Cook Islands/Tainui/Nga Puhi/New Zealand
Born 1977

Ariki was made in November 2006 around my son's fifth birthday which was to be celebrated by holding a haircutting, a Cook Island ritual of letting a boy's hair grow until his family decide he is ready for his hair to be cut. About this time my son's father and I separated and my son experienced a profound time of change and upheaval in his own emotional identity. I likened his turmoil to Te Kore, the great darkness, which was experienced by the children of Rangi and Papa (the sky father and earth mother) before their separation.
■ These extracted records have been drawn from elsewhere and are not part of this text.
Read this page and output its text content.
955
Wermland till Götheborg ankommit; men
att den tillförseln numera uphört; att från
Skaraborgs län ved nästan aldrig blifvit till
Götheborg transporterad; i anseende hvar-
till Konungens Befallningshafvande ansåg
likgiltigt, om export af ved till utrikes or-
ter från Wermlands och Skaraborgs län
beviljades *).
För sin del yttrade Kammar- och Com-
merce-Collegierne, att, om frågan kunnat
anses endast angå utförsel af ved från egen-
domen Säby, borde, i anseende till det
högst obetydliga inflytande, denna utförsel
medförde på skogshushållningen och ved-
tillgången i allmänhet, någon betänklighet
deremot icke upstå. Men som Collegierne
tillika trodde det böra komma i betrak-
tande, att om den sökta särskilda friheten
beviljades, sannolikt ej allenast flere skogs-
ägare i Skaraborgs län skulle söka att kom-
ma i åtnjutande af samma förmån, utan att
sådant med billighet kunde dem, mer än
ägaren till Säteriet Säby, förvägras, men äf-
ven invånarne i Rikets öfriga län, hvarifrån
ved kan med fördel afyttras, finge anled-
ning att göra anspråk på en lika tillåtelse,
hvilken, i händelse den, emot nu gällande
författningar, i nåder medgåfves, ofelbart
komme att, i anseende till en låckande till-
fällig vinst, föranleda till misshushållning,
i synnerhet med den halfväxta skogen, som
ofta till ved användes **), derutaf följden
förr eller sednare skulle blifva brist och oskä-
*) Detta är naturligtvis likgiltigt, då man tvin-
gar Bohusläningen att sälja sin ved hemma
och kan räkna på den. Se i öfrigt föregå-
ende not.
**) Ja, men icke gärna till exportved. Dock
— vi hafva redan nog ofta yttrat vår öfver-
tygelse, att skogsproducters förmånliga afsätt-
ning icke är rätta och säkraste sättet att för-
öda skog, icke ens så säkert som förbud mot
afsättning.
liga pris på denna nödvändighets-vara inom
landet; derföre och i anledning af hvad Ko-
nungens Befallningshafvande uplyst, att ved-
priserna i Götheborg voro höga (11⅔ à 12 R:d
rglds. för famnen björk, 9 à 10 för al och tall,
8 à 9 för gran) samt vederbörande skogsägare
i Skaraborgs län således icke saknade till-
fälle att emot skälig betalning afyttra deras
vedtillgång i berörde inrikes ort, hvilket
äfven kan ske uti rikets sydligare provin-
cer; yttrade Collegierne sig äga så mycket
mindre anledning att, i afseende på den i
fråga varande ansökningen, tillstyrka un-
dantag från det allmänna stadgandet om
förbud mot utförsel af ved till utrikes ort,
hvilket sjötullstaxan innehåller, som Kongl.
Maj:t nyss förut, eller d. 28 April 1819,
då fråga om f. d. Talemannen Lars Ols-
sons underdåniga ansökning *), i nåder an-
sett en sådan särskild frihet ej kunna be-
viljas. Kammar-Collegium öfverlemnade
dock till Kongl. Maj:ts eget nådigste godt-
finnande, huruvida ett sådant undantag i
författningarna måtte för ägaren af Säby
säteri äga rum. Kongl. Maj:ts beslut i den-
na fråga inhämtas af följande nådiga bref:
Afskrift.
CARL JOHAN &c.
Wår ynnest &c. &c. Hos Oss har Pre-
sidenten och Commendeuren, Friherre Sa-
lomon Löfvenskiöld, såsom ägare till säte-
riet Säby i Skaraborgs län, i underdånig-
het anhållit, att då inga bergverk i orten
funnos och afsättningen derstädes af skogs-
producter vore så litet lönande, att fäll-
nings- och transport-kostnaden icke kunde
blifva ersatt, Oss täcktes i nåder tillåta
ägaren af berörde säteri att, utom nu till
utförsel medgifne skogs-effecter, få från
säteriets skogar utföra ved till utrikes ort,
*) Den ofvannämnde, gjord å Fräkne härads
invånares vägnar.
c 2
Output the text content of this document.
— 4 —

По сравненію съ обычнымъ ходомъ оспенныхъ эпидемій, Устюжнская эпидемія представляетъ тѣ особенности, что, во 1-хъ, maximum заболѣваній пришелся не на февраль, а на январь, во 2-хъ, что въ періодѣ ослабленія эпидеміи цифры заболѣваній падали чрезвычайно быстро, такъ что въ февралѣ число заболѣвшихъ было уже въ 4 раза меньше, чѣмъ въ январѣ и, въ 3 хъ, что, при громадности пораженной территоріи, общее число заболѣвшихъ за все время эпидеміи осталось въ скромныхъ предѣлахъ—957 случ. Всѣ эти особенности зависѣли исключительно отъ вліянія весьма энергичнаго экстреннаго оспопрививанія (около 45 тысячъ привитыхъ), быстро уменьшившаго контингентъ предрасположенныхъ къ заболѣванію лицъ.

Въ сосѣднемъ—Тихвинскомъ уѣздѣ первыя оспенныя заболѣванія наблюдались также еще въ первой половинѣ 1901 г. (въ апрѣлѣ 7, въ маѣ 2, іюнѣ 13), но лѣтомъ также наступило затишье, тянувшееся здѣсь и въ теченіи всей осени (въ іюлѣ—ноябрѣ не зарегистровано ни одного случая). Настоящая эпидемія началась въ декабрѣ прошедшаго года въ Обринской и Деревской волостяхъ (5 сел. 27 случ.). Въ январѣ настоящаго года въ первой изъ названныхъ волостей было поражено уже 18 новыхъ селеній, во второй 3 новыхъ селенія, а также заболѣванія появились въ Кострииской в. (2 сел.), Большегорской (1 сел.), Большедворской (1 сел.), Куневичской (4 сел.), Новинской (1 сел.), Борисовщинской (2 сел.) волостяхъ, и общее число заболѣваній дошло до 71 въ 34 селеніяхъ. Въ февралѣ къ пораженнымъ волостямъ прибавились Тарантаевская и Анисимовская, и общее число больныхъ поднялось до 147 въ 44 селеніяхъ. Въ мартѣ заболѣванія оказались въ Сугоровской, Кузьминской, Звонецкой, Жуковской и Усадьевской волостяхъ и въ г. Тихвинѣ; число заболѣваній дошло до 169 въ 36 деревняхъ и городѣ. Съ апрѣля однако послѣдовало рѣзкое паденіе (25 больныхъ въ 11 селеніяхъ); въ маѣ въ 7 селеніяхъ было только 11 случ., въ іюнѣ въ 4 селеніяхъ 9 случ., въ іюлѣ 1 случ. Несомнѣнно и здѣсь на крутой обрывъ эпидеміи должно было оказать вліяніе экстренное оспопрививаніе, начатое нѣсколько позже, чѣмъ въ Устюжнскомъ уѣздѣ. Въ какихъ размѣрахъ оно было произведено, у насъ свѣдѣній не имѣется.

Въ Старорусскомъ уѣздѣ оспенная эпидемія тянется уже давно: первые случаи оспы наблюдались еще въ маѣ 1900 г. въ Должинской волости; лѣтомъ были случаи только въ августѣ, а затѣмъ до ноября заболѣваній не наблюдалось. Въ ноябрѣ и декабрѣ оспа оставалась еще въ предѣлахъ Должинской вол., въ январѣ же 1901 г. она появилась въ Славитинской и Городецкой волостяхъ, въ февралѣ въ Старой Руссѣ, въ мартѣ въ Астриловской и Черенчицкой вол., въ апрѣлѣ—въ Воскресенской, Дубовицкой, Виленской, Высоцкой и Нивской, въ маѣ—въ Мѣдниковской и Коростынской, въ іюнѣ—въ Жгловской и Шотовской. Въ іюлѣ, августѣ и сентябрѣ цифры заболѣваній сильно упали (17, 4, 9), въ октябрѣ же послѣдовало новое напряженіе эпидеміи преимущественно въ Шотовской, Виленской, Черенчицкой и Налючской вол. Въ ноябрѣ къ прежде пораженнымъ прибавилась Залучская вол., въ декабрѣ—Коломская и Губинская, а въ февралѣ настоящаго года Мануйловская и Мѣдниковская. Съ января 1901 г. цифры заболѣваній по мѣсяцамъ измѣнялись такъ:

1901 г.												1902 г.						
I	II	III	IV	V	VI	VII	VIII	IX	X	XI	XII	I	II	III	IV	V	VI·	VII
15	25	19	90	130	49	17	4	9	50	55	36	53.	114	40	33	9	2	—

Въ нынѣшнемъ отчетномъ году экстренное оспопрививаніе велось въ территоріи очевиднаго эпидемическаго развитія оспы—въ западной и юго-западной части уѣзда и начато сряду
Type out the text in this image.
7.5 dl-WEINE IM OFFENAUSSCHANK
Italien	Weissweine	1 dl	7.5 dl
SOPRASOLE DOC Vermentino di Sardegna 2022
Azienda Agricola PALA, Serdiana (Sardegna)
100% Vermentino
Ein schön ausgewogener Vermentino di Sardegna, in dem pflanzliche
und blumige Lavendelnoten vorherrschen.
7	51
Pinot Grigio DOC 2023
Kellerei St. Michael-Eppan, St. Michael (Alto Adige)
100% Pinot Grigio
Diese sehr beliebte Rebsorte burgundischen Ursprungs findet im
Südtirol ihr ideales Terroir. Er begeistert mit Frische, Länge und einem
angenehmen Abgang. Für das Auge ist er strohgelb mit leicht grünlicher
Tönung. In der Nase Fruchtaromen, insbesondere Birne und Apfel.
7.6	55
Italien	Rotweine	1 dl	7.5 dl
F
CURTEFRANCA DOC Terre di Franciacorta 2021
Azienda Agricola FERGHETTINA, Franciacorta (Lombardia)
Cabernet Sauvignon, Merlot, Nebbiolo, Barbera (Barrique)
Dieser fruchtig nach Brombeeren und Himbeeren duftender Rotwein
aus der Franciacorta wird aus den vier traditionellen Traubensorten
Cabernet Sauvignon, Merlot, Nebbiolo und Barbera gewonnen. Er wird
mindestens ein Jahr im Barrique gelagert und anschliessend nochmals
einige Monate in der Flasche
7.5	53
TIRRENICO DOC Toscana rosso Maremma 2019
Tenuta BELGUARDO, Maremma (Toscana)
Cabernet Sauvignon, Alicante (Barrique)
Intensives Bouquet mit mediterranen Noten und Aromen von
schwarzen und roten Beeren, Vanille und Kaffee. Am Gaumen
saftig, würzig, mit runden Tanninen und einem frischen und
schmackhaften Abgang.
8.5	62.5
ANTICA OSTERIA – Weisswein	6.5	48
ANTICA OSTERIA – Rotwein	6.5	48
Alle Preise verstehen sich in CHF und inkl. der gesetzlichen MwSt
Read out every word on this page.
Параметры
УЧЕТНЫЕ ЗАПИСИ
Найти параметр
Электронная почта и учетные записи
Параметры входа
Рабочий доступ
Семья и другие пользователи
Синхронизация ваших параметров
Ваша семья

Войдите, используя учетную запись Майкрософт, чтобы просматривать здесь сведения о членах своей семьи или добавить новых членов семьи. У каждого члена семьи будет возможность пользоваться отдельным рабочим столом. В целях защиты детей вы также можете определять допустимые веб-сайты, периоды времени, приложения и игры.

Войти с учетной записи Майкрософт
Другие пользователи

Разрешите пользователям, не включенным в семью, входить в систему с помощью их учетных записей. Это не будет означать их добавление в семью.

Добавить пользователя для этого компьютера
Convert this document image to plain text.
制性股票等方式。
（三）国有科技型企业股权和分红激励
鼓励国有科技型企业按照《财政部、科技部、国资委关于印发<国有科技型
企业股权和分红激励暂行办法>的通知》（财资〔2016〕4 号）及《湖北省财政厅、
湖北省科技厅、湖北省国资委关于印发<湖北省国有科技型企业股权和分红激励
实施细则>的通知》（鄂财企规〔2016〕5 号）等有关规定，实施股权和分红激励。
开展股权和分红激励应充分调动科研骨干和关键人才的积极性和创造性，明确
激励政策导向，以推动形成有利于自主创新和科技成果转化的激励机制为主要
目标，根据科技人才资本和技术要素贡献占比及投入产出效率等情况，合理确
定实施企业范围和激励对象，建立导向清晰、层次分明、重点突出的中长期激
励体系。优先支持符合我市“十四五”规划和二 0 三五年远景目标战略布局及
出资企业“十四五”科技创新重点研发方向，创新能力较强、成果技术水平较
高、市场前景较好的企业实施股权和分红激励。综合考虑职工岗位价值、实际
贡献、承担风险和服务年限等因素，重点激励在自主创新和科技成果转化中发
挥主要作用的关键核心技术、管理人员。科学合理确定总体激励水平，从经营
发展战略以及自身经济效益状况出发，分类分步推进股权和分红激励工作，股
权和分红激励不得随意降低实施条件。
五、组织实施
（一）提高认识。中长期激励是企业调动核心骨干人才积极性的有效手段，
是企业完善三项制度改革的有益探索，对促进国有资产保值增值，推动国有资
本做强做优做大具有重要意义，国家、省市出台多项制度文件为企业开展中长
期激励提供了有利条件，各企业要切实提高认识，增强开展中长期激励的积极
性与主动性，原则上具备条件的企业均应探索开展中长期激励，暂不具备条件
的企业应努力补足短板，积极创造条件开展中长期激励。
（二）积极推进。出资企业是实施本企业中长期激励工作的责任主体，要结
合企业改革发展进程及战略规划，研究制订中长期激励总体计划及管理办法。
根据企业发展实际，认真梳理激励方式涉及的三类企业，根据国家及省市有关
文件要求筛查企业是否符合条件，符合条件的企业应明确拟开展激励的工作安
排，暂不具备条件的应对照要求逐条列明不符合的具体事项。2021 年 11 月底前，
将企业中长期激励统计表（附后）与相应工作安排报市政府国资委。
Though my son swims in the sea of Te Kore his face personifies the healing and radiant light of Te Marama, the light, and anticipates a brighter future.

This work honours my son and the amazing bond between myself and my son, the most sacred taonga (treasure) and light of my life.



〈亞里基〉是在2006年11月我兒子5歲生日左右製作的,當時我們將以剪髮的儀式來慶祝他的生日,那是一種庫克群島的儀式,我們讓小男孩的頭髮一直長到家人決定他適合剪髮時才剪。此時兒子的爸爸和我彼此分開,而我兒子在他自己的情感認同中則歷經了一段深沈的時刻,充滿變動與混亂。我將他所遭遇的動亂比喻為「Te Kore」,也就是極度黑暗之意,那是「Rangi」與「Papa」(天公與地母)的子女在祂們分開以前也曾遭受的。雖然我的兒子在「Te Kore」之海中游泳,但臉上卻閃耀著「Te Marama」(光明)那撫慰人心、和煦明亮的光芒,期待著更光明的未來。


Leilani Kake

Ariki 2007
Video installation; 6 minutes, looped
Collection of the artist

Leilani Kake's video installation affirms the on-going relevance of the legend of the sea god Tangaroa for many Pacific artists. A young boy turns continuously in a dark pool in a location where darkness is an ever-encircling presence. The child's movement brings a mythical action into the viewer's reality and reminds us of a world view of life as half in daylight and half in night's darkness. The ever-present Pacific Ocean is a major theme within this artwork.